The operational semantics model is less direct in this regard. (And your
explanations below help a little, but not enough.)
I can't see why, from the definitions of lock and unlock and writeNormal and
readNormal, a write can't move up out of a lock region. (Or may be it can.)
Also, I can't see how a write below a lock region can move up into the lock
region -- because the side effects of the write will be transmitted to other
threads by the unlock. (You cover this a little below but I'm still missing
Similarly, I can't see why a read in a lock region can't move down below the
I'd appreciate it if you could illustrate how one goes about reasoning about
these properties using the definitions in your model.
-- Joe Bowbeer
----- Original Message ----- From: "Jeremy Manson" <firstname.lastname@example.org> To: <email@example.com> Sent: Friday, March 30, 2001 7:36 AM Subject: JavaMemoryModel: Re: movement into synchronized blocks
> > PS - I'm still fairly sure there's a difference in the movement of memory > operations allowed by the two proposals, but I'm less sure about the > details. > > The CRF paper explicitly states that it permits normal reads and writes to > move into a lock region, and prevents memory operations inside the lock > region from moving outside. > > But what movement is allowed by the operational semantics model? My > revised interpretation is that normal writes can move up and down across a > lock but cannot cross an unlock; while normal reads cannot cross a lock > but can move up and down across an unlock. What's the real story?

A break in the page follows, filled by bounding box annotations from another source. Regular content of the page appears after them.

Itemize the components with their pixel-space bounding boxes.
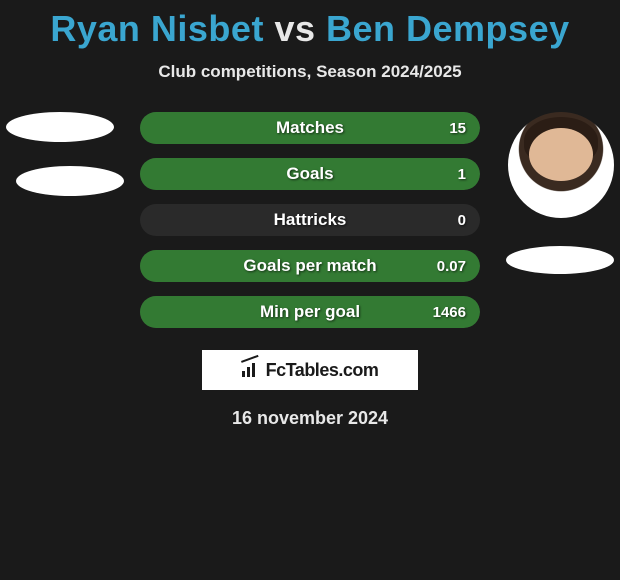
stat-label: Matches	[140, 112, 480, 144]
stat-label: Hattricks	[140, 204, 480, 236]
stat-value-right: 15	[435, 112, 480, 144]
player2-name: Ben Dempsey	[326, 8, 570, 49]
stat-bar-goals-per-match: Goals per match 0.07	[140, 250, 480, 282]
placeholder-oval-icon	[16, 166, 124, 196]
placeholder-oval-icon	[6, 112, 114, 142]
stat-bar-matches: Matches 15	[140, 112, 480, 144]
subtitle: Club competitions, Season 2024/2025	[0, 62, 620, 82]
stat-value-right: 1	[444, 158, 480, 190]
player2-avatar	[508, 112, 614, 218]
comparison-area: Matches 15 Goals 1 Hattricks 0 Goals per…	[0, 112, 620, 429]
stat-bar-min-per-goal: Min per goal 1466	[140, 296, 480, 328]
snapshot-date: 16 november 2024	[10, 408, 610, 429]
stat-value-right: 1466	[419, 296, 480, 328]
stat-value-right: 0	[444, 204, 480, 236]
stat-label: Goals	[140, 158, 480, 190]
logo-text: FcTables.com	[266, 360, 379, 381]
placeholder-oval-icon	[506, 246, 614, 274]
vs-text: vs	[274, 8, 315, 49]
stat-bars: Matches 15 Goals 1 Hattricks 0 Goals per…	[140, 112, 480, 328]
stat-bar-hattricks: Hattricks 0	[140, 204, 480, 236]
stat-value-right: 0.07	[423, 250, 480, 282]
comparison-title: Ryan Nisbet vs Ben Dempsey	[0, 0, 620, 50]
barchart-icon	[242, 363, 260, 377]
stat-bar-goals: Goals 1	[140, 158, 480, 190]
fctables-logo: FcTables.com	[202, 350, 418, 390]
player1-name: Ryan Nisbet	[50, 8, 264, 49]
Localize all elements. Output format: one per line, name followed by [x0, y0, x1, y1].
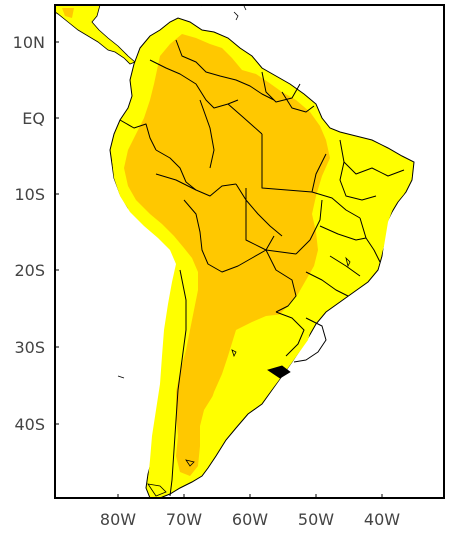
lat-label-30s: 30S — [14, 338, 45, 357]
lat-label-10s: 10S — [14, 185, 45, 204]
southern-cone-yellow — [202, 314, 312, 470]
lon-label-80w: 80W — [100, 510, 136, 529]
central-america-land-orange — [62, 8, 74, 18]
longitude-axis — [117, 494, 383, 498]
lat-label-40s: 40S — [14, 415, 45, 434]
lat-label-10n: 10N — [13, 33, 45, 52]
coastline-details — [117, 5, 351, 497]
latitude-axis — [55, 41, 59, 425]
lon-label-40w: 40W — [364, 510, 400, 529]
lat-label-20s: 20S — [14, 261, 45, 280]
central-america-land — [55, 5, 136, 65]
lat-label-eq: EQ — [22, 109, 45, 128]
lon-label-50w: 50W — [298, 510, 334, 529]
pacific-coast-yellow-strip — [112, 160, 184, 494]
lon-label-70w: 70W — [166, 510, 202, 529]
lon-label-60w: 60W — [232, 510, 268, 529]
higher-value-region — [124, 34, 330, 476]
country-borders — [119, 39, 405, 497]
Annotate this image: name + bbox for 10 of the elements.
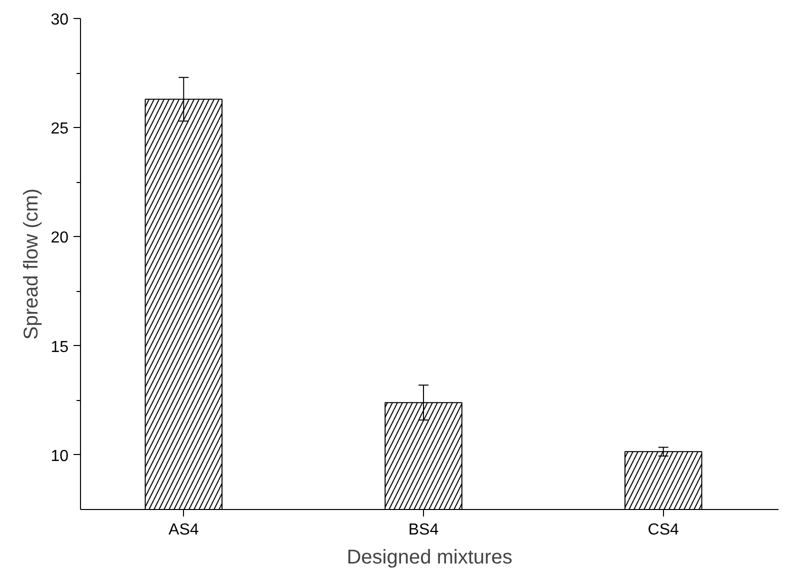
y-tick-label: 10 (50, 448, 69, 465)
y-tick-label: 25 (50, 120, 69, 138)
y-tick-label: 20 (50, 230, 69, 247)
x-tick-label: AS4 (168, 522, 199, 538)
y-tick-label: 30 (50, 12, 69, 28)
x-tick-label: BS4 (408, 522, 439, 538)
y-axis-title: Spread flow (cm) (20, 188, 43, 340)
y-tick-label: 15 (50, 338, 69, 356)
x-axis-title: Designed mixtures (346, 546, 512, 568)
x-tick-label: CS4 (648, 522, 680, 538)
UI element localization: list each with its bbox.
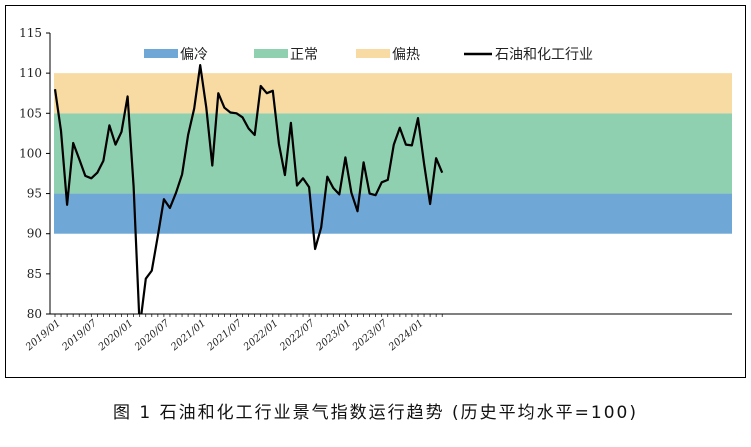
x-tick-label-6: 2022/01 [241, 318, 281, 354]
legend-label-2: 偏热 [392, 47, 420, 63]
x-tick-label-9: 2023/07 [350, 317, 390, 353]
x-tick-label-7: 2022/07 [277, 317, 317, 353]
x-tick-label-8: 2023/01 [314, 318, 354, 354]
x-tick-label-1: 2019/07 [60, 317, 100, 353]
line-chart: 808590951001051101152019/012019/072020/0… [19, 26, 732, 354]
x-tick-label-5: 2021/07 [205, 317, 245, 353]
y-tick-label-90: 90 [27, 227, 42, 241]
y-tick-label-115: 115 [19, 26, 42, 40]
legend-swatch-1 [254, 49, 288, 58]
x-tick-label-0: 2019/01 [23, 318, 63, 354]
y-tick-label-95: 95 [27, 187, 42, 201]
y-tick-label-105: 105 [19, 106, 42, 120]
x-tick-label-3: 2020/07 [132, 317, 172, 353]
band-2 [54, 73, 732, 114]
x-tick-label-4: 2021/01 [168, 318, 208, 354]
chart-frame: 80 85 90 95 100 105 110 115 2019/01 2019/07 2020/0… [5, 5, 746, 378]
legend-label-1: 正常 [290, 47, 318, 63]
y-tick-label-85: 85 [27, 267, 42, 281]
series-line-0 [53, 63, 444, 314]
y-tick-label-110: 110 [19, 66, 42, 80]
legend-label-0: 偏冷 [180, 47, 208, 63]
series-layer [53, 63, 444, 314]
figure-caption: 图 1 石油和化工行业景气指数运行趋势 (历史平均水平=100) [113, 403, 638, 423]
y-tick-label-100: 100 [19, 146, 42, 160]
x-tick-label-2: 2020/01 [96, 318, 136, 354]
y-tick-label-80: 80 [27, 307, 42, 321]
x-tick-label-10: 2024/01 [386, 318, 426, 354]
legend-label-3: 石油和化工行业 [495, 47, 593, 63]
legend-swatch-2 [356, 49, 390, 58]
band-0 [54, 193, 732, 234]
legend: 偏冷 正常 偏热 石油和化工行业 [144, 47, 593, 63]
legend-swatch-0 [144, 49, 178, 58]
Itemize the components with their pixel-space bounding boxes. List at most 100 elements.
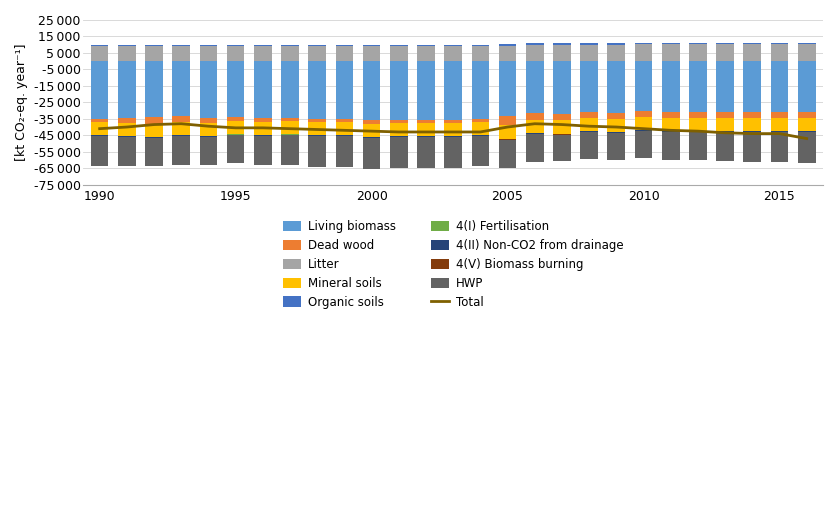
- Bar: [118, 61, 136, 118]
- Bar: [199, 123, 217, 136]
- Bar: [716, 44, 734, 61]
- Bar: [417, 45, 435, 46]
- Bar: [227, 45, 245, 46]
- Bar: [335, 45, 354, 46]
- Bar: [363, 138, 380, 169]
- Bar: [118, 45, 136, 46]
- Bar: [417, 61, 435, 119]
- Bar: [526, 61, 544, 113]
- Bar: [254, 135, 272, 136]
- Bar: [716, 132, 734, 161]
- Bar: [716, 118, 734, 131]
- Bar: [526, 113, 544, 119]
- Bar: [118, 137, 136, 166]
- Bar: [254, 136, 272, 165]
- Total: [258, 125, 268, 131]
- Bar: [91, 136, 108, 166]
- Bar: [444, 45, 462, 46]
- Bar: [798, 118, 815, 131]
- Bar: [771, 132, 789, 162]
- Bar: [91, 119, 108, 122]
- Bar: [472, 45, 489, 46]
- Bar: [798, 61, 815, 112]
- Total: [285, 126, 295, 132]
- Bar: [499, 61, 516, 115]
- Bar: [634, 42, 652, 44]
- Bar: [526, 134, 544, 162]
- Total: [394, 129, 404, 135]
- Bar: [282, 46, 299, 61]
- Bar: [390, 123, 407, 136]
- Total: [122, 124, 132, 130]
- Bar: [634, 130, 652, 131]
- Bar: [689, 42, 706, 44]
- Bar: [662, 112, 680, 118]
- Bar: [580, 112, 598, 118]
- Bar: [227, 117, 245, 121]
- Bar: [390, 119, 407, 123]
- Total: [720, 129, 730, 136]
- Bar: [499, 46, 516, 61]
- Bar: [145, 61, 163, 117]
- Bar: [608, 119, 625, 132]
- Bar: [254, 46, 272, 61]
- Total: [475, 129, 485, 135]
- Bar: [771, 61, 789, 112]
- Bar: [227, 121, 245, 135]
- Bar: [282, 45, 299, 46]
- Bar: [199, 46, 217, 61]
- Bar: [472, 61, 489, 119]
- Bar: [526, 119, 544, 133]
- Bar: [308, 122, 326, 135]
- Bar: [798, 131, 815, 132]
- Bar: [608, 132, 625, 133]
- Bar: [282, 61, 299, 118]
- Total: [366, 128, 376, 134]
- Bar: [282, 121, 299, 135]
- Total: [802, 135, 812, 141]
- Bar: [553, 61, 571, 114]
- Bar: [798, 112, 815, 118]
- Bar: [335, 122, 354, 135]
- Bar: [444, 46, 462, 61]
- Y-axis label: [kt CO₂-eq. year⁻¹]: [kt CO₂-eq. year⁻¹]: [15, 43, 28, 161]
- Total: [95, 126, 105, 132]
- Bar: [472, 136, 489, 166]
- Total: [639, 126, 649, 132]
- Bar: [499, 125, 516, 138]
- Bar: [199, 136, 217, 137]
- Bar: [689, 118, 706, 131]
- Bar: [417, 119, 435, 123]
- Bar: [771, 44, 789, 61]
- Bar: [363, 119, 380, 124]
- Total: [530, 121, 540, 127]
- Bar: [173, 136, 190, 165]
- Total: [693, 128, 703, 134]
- Bar: [444, 123, 462, 136]
- Bar: [227, 46, 245, 61]
- Bar: [634, 112, 652, 117]
- Bar: [743, 61, 761, 112]
- Bar: [308, 135, 326, 136]
- Bar: [199, 45, 217, 46]
- Bar: [254, 61, 272, 118]
- Bar: [308, 46, 326, 61]
- Bar: [417, 123, 435, 136]
- Bar: [608, 43, 625, 45]
- Bar: [608, 61, 625, 113]
- Bar: [580, 131, 598, 132]
- Bar: [608, 45, 625, 61]
- Bar: [335, 46, 354, 61]
- Bar: [499, 139, 516, 168]
- Bar: [472, 122, 489, 135]
- Bar: [363, 45, 380, 46]
- Bar: [173, 46, 190, 61]
- Total: [448, 129, 458, 135]
- Bar: [771, 118, 789, 131]
- Bar: [472, 119, 489, 122]
- Bar: [91, 61, 108, 119]
- Bar: [444, 61, 462, 119]
- Bar: [662, 42, 680, 44]
- Bar: [363, 124, 380, 137]
- Bar: [798, 44, 815, 61]
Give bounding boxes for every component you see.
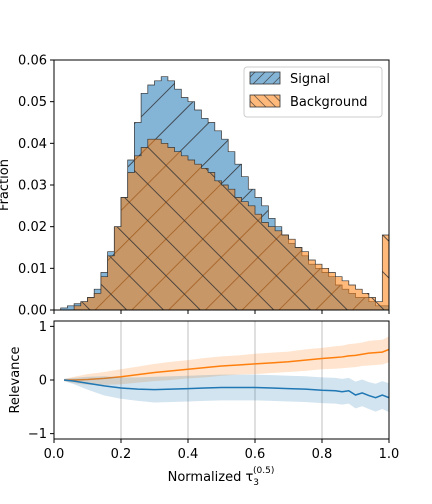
relevance-x-tick-label: 0.4 [178, 447, 199, 462]
x-axis-label-main: Normalized τ [168, 470, 254, 485]
relevance-y-tick-label: 1 [39, 320, 47, 335]
histogram-bin-background [289, 239, 296, 310]
histogram-y-tick-label: 0.01 [18, 262, 47, 277]
histogram-bin-background [168, 148, 175, 311]
relevance-line-signal [63, 379, 389, 399]
relevance-y-tick-label: −1 [28, 427, 47, 442]
histogram-bin-background [356, 289, 363, 310]
histogram-bin-background [74, 306, 81, 310]
relevance-x-tick-label: 0.2 [111, 447, 132, 462]
histogram-bin-background [382, 235, 389, 310]
histogram-bin-background [175, 152, 182, 310]
histogram-bin-background [108, 256, 115, 310]
relevance-x-tick-label: 1.0 [379, 447, 400, 462]
relevance-y-axis-label: Relevance [8, 346, 23, 413]
histogram-bin-background [188, 160, 195, 310]
histogram-bin-signal [67, 306, 74, 310]
relevance-y-tick-label: 0 [39, 374, 47, 389]
histogram-bin-background [376, 302, 383, 310]
histogram-bin-background [342, 281, 349, 310]
histogram-bin-background [302, 252, 309, 310]
legend-label-background: Background [290, 95, 368, 110]
histogram-bin-background [248, 206, 255, 310]
histogram-bin-background [208, 173, 215, 311]
legend-swatch-background-hatch [250, 95, 280, 107]
legend: Signal Background [243, 66, 383, 118]
histogram-bin-background [195, 164, 202, 310]
histogram-bin-background [128, 173, 135, 311]
histogram-bin-background [148, 139, 155, 310]
histogram-bin-background [155, 139, 162, 310]
histogram-bin-background [181, 156, 188, 310]
histogram-bin-background [369, 298, 376, 311]
histogram-bin-background [215, 181, 222, 310]
histogram-y-tick-label: 0.05 [18, 95, 47, 110]
x-axis-label-subscript: 3 [253, 478, 259, 488]
x-axis-label-superscript: (0.5) [253, 466, 274, 476]
relevance-x-tick-label: 0.8 [312, 447, 333, 462]
histogram-bin-background [255, 214, 262, 310]
relevance-band-signal [64, 374, 389, 413]
histogram-bin-background [295, 248, 302, 311]
histogram-bin-background [201, 168, 208, 310]
histogram-bin-background [161, 143, 168, 310]
histogram-bin-background [282, 235, 289, 310]
histogram-bin-background [228, 189, 235, 310]
histogram-bin-background [134, 156, 141, 310]
histogram-bin-background [262, 223, 269, 311]
relevance-band-background [64, 336, 389, 385]
relevance-line-background [64, 348, 389, 381]
histogram-bin-background [141, 148, 148, 311]
histogram-bin-background [275, 231, 282, 310]
histogram-y-tick-label: 0.06 [18, 54, 47, 69]
histogram-outline-background [54, 138, 389, 310]
histogram-bin-background [242, 202, 249, 310]
histogram-bin-background [309, 260, 316, 310]
relevance-panel: −1 0 1 0.0 0.2 0.4 0.6 0.8 1.0 Relevance Normal… [8, 320, 399, 488]
legend-label-signal: Signal [290, 72, 330, 87]
histogram-bin-background [101, 277, 108, 310]
relevance-x-tick-label: 0.0 [44, 447, 65, 462]
histogram-bin-background [315, 264, 322, 310]
histogram-bin-background [349, 285, 356, 310]
histogram-bin-background [94, 293, 101, 310]
histogram-bin-background [329, 273, 336, 311]
histogram-y-tick-label: 0.04 [18, 137, 47, 152]
x-axis-label: Normalized τ3 (0.5) [168, 466, 275, 488]
histogram-bin-background [81, 302, 88, 310]
histogram-hatch-background [54, 139, 389, 310]
relevance-x-tick-label: 0.6 [245, 447, 266, 462]
histogram-bin-background [121, 198, 128, 311]
histogram-bin-background [362, 293, 369, 310]
histogram-y-tick-label: 0.03 [18, 179, 47, 194]
histogram-bin-background [114, 227, 121, 310]
histogram-bin-background [235, 198, 242, 311]
histogram-y-axis-label: Fraction [0, 159, 12, 211]
legend-swatch-signal-hatch [250, 72, 280, 84]
histogram-bin-background [335, 277, 342, 310]
histogram-bin-background [268, 227, 275, 310]
histogram-bin-background [322, 268, 329, 310]
histogram-y-tick-label: 0.00 [18, 304, 47, 319]
histogram-y-tick-label: 0.02 [18, 220, 47, 235]
histogram-panel: 0.00 0.01 0.02 0.03 0.04 0.05 0.06 Fraction Si… [0, 54, 390, 319]
histogram-bin-background [222, 185, 229, 310]
histogram-bin-background [88, 298, 95, 311]
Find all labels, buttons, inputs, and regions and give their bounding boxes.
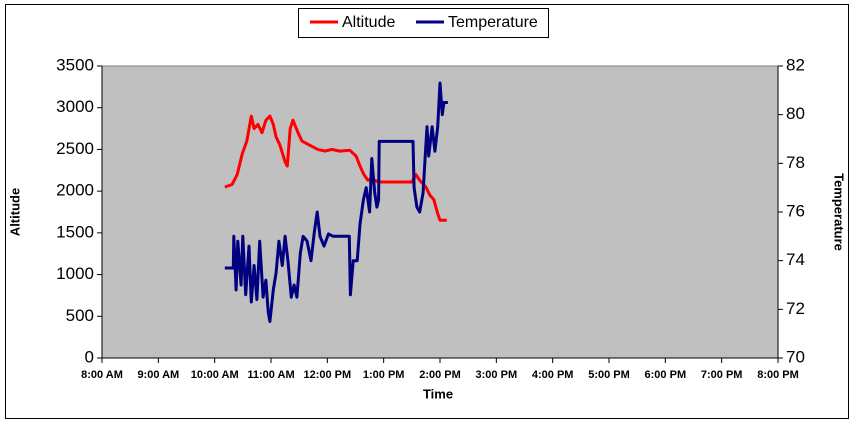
x-axis-title: Time: [423, 386, 453, 401]
y2-axis-title: Temperature: [832, 173, 847, 251]
y-axis-title: Altitude: [7, 188, 22, 236]
x-tick-label: 3:00 PM: [476, 369, 518, 381]
y-tick-label: 0: [85, 347, 94, 366]
legend-label: Altitude: [342, 14, 395, 31]
data-line: [224, 81, 448, 323]
y-tick-label: 2500: [56, 139, 94, 158]
y2-tick-label: 72: [786, 299, 805, 318]
x-tick-label: 11:00 AM: [247, 369, 294, 381]
y-tick-label: 500: [66, 306, 94, 325]
y-tick-label: 1500: [56, 222, 94, 241]
legend-label: Temperature: [448, 14, 538, 31]
y2-tick-label: 74: [786, 250, 805, 269]
plot-area: [101, 65, 779, 359]
x-tick-label: 6:00 PM: [645, 369, 687, 381]
x-tick-label: 1:00 PM: [363, 369, 405, 381]
y-tick-label: 3500: [56, 55, 94, 74]
x-tick-label: 8:00 AM: [81, 369, 123, 381]
x-tick-label: 12:00 PM: [303, 369, 351, 381]
y2-tick-label: 82: [786, 55, 805, 74]
y2-tick-label: 80: [786, 104, 805, 123]
y-tick-label: 1000: [56, 264, 94, 283]
x-tick-label: 9:00 AM: [137, 369, 179, 381]
y2-tick-label: 78: [786, 153, 805, 172]
x-tick-label: 4:00 PM: [532, 369, 574, 381]
x-tick-label: 2:00 PM: [419, 369, 461, 381]
x-tick-label: 10:00 AM: [191, 369, 239, 381]
x-tick-label: 7:00 PM: [701, 369, 743, 381]
y2-tick-label: 70: [786, 347, 805, 366]
x-tick-label: 8:00 PM: [757, 369, 799, 381]
data-line: [224, 114, 447, 222]
y2-tick-label: 76: [786, 201, 805, 220]
y-tick-label: 3000: [56, 97, 94, 116]
x-tick-label: 5:00 PM: [588, 369, 630, 381]
y-tick-label: 2000: [56, 181, 94, 200]
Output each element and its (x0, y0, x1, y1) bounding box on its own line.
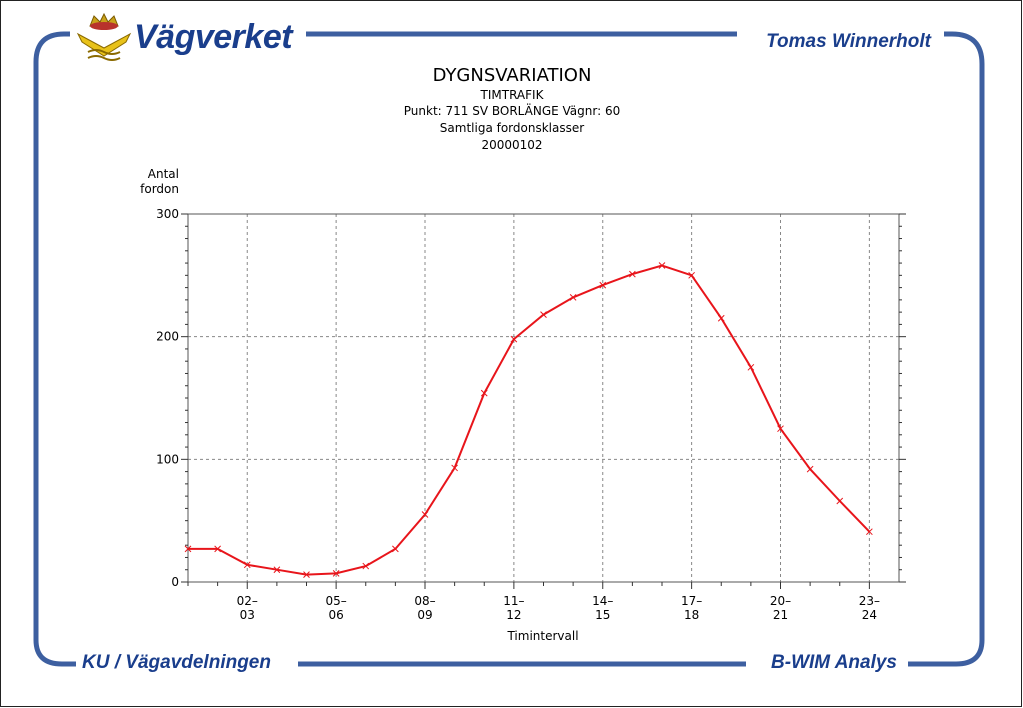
chart-subtitle-3: Samtliga fordonsklasser (440, 121, 584, 135)
x-axis-label: Timintervall (506, 629, 578, 643)
data-point (629, 270, 636, 278)
data-point (184, 545, 192, 553)
chart-title: DYGNSVARIATION (433, 65, 592, 86)
data-point (540, 311, 547, 318)
data-point (836, 497, 844, 505)
chart-subtitle-2: Punkt: 711 SV BORLÄNGE Vägnr: 60 (404, 103, 620, 118)
y-tick-label: 0 (171, 575, 179, 589)
x-tick-label-top: 08– (414, 594, 435, 608)
x-tick-label-top: 17– (681, 594, 702, 608)
data-point (866, 528, 873, 536)
x-tick-label-bottom: 18 (684, 608, 699, 622)
data-point (658, 262, 666, 269)
x-tick-label-top: 05– (325, 594, 346, 608)
x-tick-label-bottom: 21 (773, 608, 788, 622)
data-point (688, 271, 695, 279)
x-tick-label-bottom: 15 (595, 608, 610, 622)
data-point (273, 566, 281, 574)
chart-subtitle-4: 20000102 (481, 138, 542, 152)
data-point (599, 281, 607, 289)
crown-logo-icon (76, 12, 132, 61)
author-name: Tomas Winnerholt (766, 31, 931, 52)
chart-subtitle-1: TIMTRAFIK (480, 88, 545, 102)
y-axis-label-line-2: fordon (140, 182, 179, 196)
footer-right-label: B-WIM Analys (771, 652, 897, 673)
x-tick-label-top: 11– (503, 594, 524, 608)
data-point (243, 561, 251, 569)
data-point (451, 464, 458, 472)
data-point (421, 511, 429, 518)
series-line (188, 264, 871, 576)
data-point (392, 545, 399, 553)
y-axis-label-line-1: Antal (148, 167, 179, 181)
x-tick-label-bottom: 24 (862, 608, 877, 622)
data-point (480, 389, 488, 397)
x-tick-label-top: 23– (859, 594, 880, 608)
data-point (569, 294, 577, 301)
y-tick-label: 300 (156, 207, 179, 221)
data-point (806, 465, 814, 473)
y-tick-label: 200 (156, 330, 179, 344)
data-point (214, 545, 221, 553)
data-point (510, 335, 518, 343)
data-point (717, 314, 725, 322)
x-tick-label-bottom: 03 (240, 608, 255, 622)
data-point (303, 571, 310, 578)
x-tick-label-bottom: 12 (506, 608, 521, 622)
data-point (747, 363, 755, 371)
y-tick-label: 100 (156, 452, 179, 466)
brand-title: Vägverket (134, 18, 293, 56)
plot-area: 0 100 200 300 02–03 05–06 08–09 11–12 14–15 17–18… (156, 207, 906, 622)
x-tick-label-top: 14– (592, 594, 613, 608)
plot-border (187, 213, 900, 583)
data-point (777, 425, 784, 433)
x-tick-label-bottom: 09 (417, 608, 432, 622)
x-tick-label-top: 02– (237, 594, 258, 608)
footer-left-label: KU / Vägavdelningen (82, 652, 271, 673)
x-tick-label-top: 20– (770, 594, 791, 608)
data-point (332, 570, 340, 577)
x-tick-label-bottom: 06 (328, 608, 343, 622)
data-point (362, 562, 370, 570)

Normal reads and writes can move into a synchronized block from either direction. There is actually a short note about this in the tech report version of the paper, which should be available sometime today. In more detail:
A lock acts as an acquire. Moving a read past a lock does not affect the memory semantics. As soon as a write occurs, that value goes into the set of values that can be read from the variable. A read will essentially pick one of these values at random to be read. The lock operation may remove some of these values from this set, but any of the values that are left over will still have been in the set when the read originally would have occurred. So the "random" value picked is just a little less random, but that's okay, because we don't say "random with guaranteed equal probability across all platforms".
An unlock acts as a release. Moving a write up before an unlock operation doesn't make any difference; a read in another thread picks a value at random that has been written to the variable. Again, it is simply "more likely" to pick the value for the write if there is communication between the threads through the monitor.
Now, this explanation skims over how values for a variable are removed from the set, but that happens in fairly obvious ways.
I have been thinking of different ways to say all of that for a few days now; I am sticking it in my "explanatory note" on the model. I am actually coming to the conclusion that it is difficult to explain it without some previous understanding of our model. Is the above at all comprehensible?
We have a section in the tech report with more on the differences between our model and CRF, but it would be impossible for it to come from us without its making ours sound better (insert smiley face here). And anyway, if we didn't believe we could build a better mousetrap, what would be the point of building one at all? We could just buy one from the hardware store like everyone else.